The perverse irony is not lost on Torontonians shivering at downtown transit stops – the streetcars they're waiting for suffer from, and risk being delayed by, the same cold.

The TTC's generation-old fleet shows its age in the winter. It's a recurring issue that relates to moisture in the pneumatic systems, which control the brakes and doors, as well as the sand used for traction.

The problem has reared its head repeatedly in recent weeks as a series of cold snaps have gripped the city. With a low around -17 projected for early Thursday, some streetcars can be expected to be out of commission again.

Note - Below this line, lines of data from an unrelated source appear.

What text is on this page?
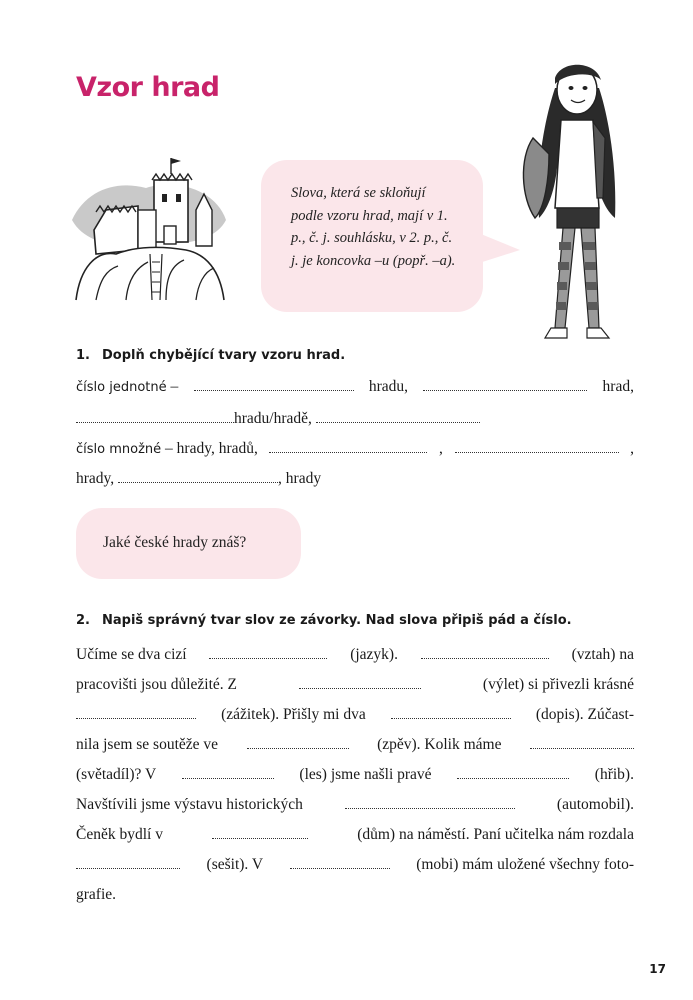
Vzor hrad

Slova, která se skloňují podle vzoru hrad, mají v 1. p., č. j. souhlásku, v 2. p., č. j. je koncovka –u (popř. –a).

1. Doplň chybějící tvary vzoru hrad.
číslo jednotné –	hradu,	hrad,
hradu/hradě,
číslo množné – hrady, hradů,	,	,
hrady,	, hrady

Jaké české hrady znáš?

2. Napiš správný tvar slov ze závorky. Nad slova připiš pád a číslo.
Učíme se dva cizí	(jazyk).	(vztah) na
pracovišti jsou důležité. Z	(výlet) si přivezli krásné
(zážitek). Přišly mi dva	(dopis). Zúčast-
nila jsem se soutěže ve	(zpěv). Kolik máme
(světadíl)? V	(les) jsme našli pravé	(hřib).
Navštívili jsme výstavu historických	(automobil).
Čeněk bydlí v	(dům) na náměstí. Paní učitelka nám rozdala
(sešit). V	(mobi) mám uložené všechny foto-
grafie.
17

And even though it is expected to warm slightly later in the day, getting disabled vehicles back into service can take time.

An oft-quoted statistic is that TTC streetcars serve more people daily than the GO rail network. That volume is carried on only eight streetcar lines and two of the routes – the King and Spadina cars – each carry about as many people as the Sheppard subway. With streetcars playing such a key role in keeping Toronto moving, the effect of their failures can ripple through city.

At least some streetcars have been affected about one-quarter of the days in January, with a cumulative total of 203 of the vehicles knocked out of service by the cold.

So far, no day in 2015 has been as bad as in some previous years, though. On one particularly wintry day last January, about one-quarter of the 200-odd streetcars were out of commission.

It's a vehicle weakness that has only fuelled the anti-streetcar faction. The replacement streetcars are equipped with hydraulic systems that should eliminate this problem. But they are appearing slowly and aren't expected all to be here for two or three years.